Воодушевленный этой беседой и одобрением Шехлы Муртузов без труда дотащил чемодан к машине. К вечеру они прибыли в районный центр, и Муртузов отвел приезжую на квартиру прокурора. Они поднялись по лестнице. Шехла-ханум при виде дочери, лежащей в постели, зарыдала, начала ломать руки. Зулейха прижалась к матери и тоже расплакалась. 'Ничего, моя девочка, при мне тебя никто не обидит', - стала успокаивать ее мать.
Вскоре обе утерли слезы и довольно весело стали болтать. Шехла-ханум выложила все бакинские новости, все сплетни про общих знакомых.
Пришел врач, измерил температуру больной.
- Ровно тридцать семь, - с удовлетворением сообщил он. - Посмотрите, какие чудеса! Нервная система успокоилась, и температура упала
- Большое спасибо вам, доктор, - поблагодарила Шехла-ханум. - Вы спасли моего ребенка. У Зулейхи всегда были слабые нервы.
- Да, нервы, лечение всегда надо начинать с укрепления нервной системы...
- Может быть, я ее избаловала. Но я, - Шехла-ханум сделала ударение на этом слове: - я для нее ничего не жалела.
- Я догадывался. Именно поэтому, чтобы успокоить нервы больной ханум, я посоветовал вызвать ее мать. Вы должны быть всегда с нею, нельзя ее оставлять...

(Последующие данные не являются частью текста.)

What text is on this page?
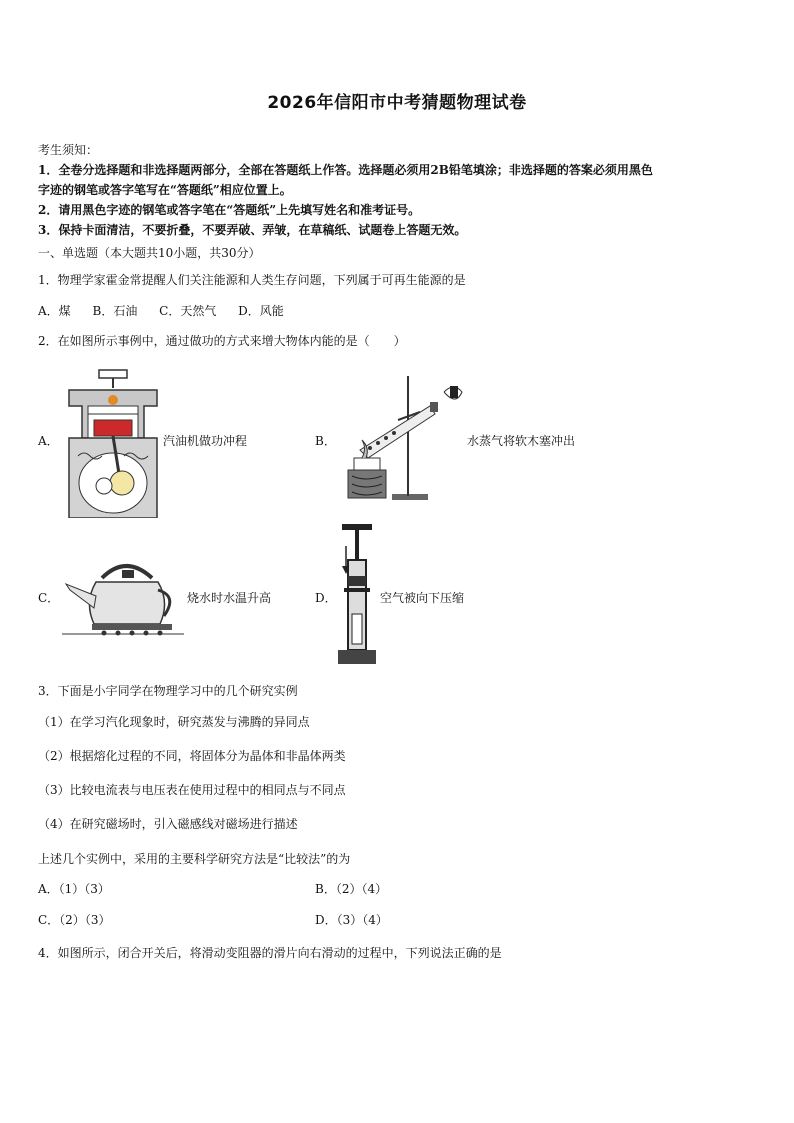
2026年信阳市中考猜题物理试卷

考生须知：

1．全卷分选择题和非选择题两部分，全部在答题纸上作答。选择题必须用2B铅笔填涂；非选择题的答案必须用黑色

字迹的钢笔或答字笔写在“答题纸”相应位置上。

2．请用黑色字迹的钢笔或答字笔在“答题纸”上先填写姓名和准考证号。

3．保持卡面清洁，不要折叠，不要弄破、弄皱，在草稿纸、试题卷上答题无效。

一、单选题（本大题共10小题，共30分）
1．物理学家霍金常提醒人们关注能源和人类生存问题，下列属于可再生能源的是
A．煤 B．石油 C．天然气 D．风能
2．在如图所示事例中，通过做功的方式来增大物体内能的是（　　）
A．	汽油机做功冲程	B．	水蒸气将软木塞冲出
C．	烧水时水温升高	D．	空气被向下压缩
3．下面是小宇同学在物理学习中的几个研究实例
（1）在学习汽化现象时，研究蒸发与沸腾的异同点
（2）根据熔化过程的不同，将固体分为晶体和非晶体两类
（3）比较电流表与电压表在使用过程中的相同点与不同点
（4）在研究磁场时，引入磁感线对磁场进行描述
上述几个实例中，采用的主要科学研究方法是“比较法”的为
A．（1）（3）	B．（2）（4）
C．（2）（3）	D．（3）（4）
4．如图所示，闭合开关后，将滑动变阻器的滑片向右滑动的过程中，下列说法正确的是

- Да, да, скажите маме, доктор, чтобы она меня не покидала. Я буду вам так благодарна. - Зулейха признательно улыбнулась доктору.
Тот расправил свои пышные усы.
- О, как воины стоят на страже, так мы должны оберегать нервы человека.
С этого дня в доме стало шумно и весело. Шехла-ханум болтала с дочерью. Явер Муртузова усердно ухаживала за гостьей, восхищалась ее платьями, всплескивала руками, бегала взад и вперед по лестнице, выполняя различные поручения. Зарринтач совсем забросила свой детский сад, уверяя, что ни минуты не может пробыть без Зулейхи. Зулейха после нескольких месяцев скромной жизни чувствовала себя, как в раю. Еще несколько дней провалялась она в постели и встала.
Шехла-ханум начала хозяйничать. Она попросила Явер убрать вторую комнату, которая да того была заперта. Все ей не нравилось, все было не по ней. Она дала человеку в калошах длинный список и послала его на базар за покупками. Явер ежедневно готовила разные дорогие блюда.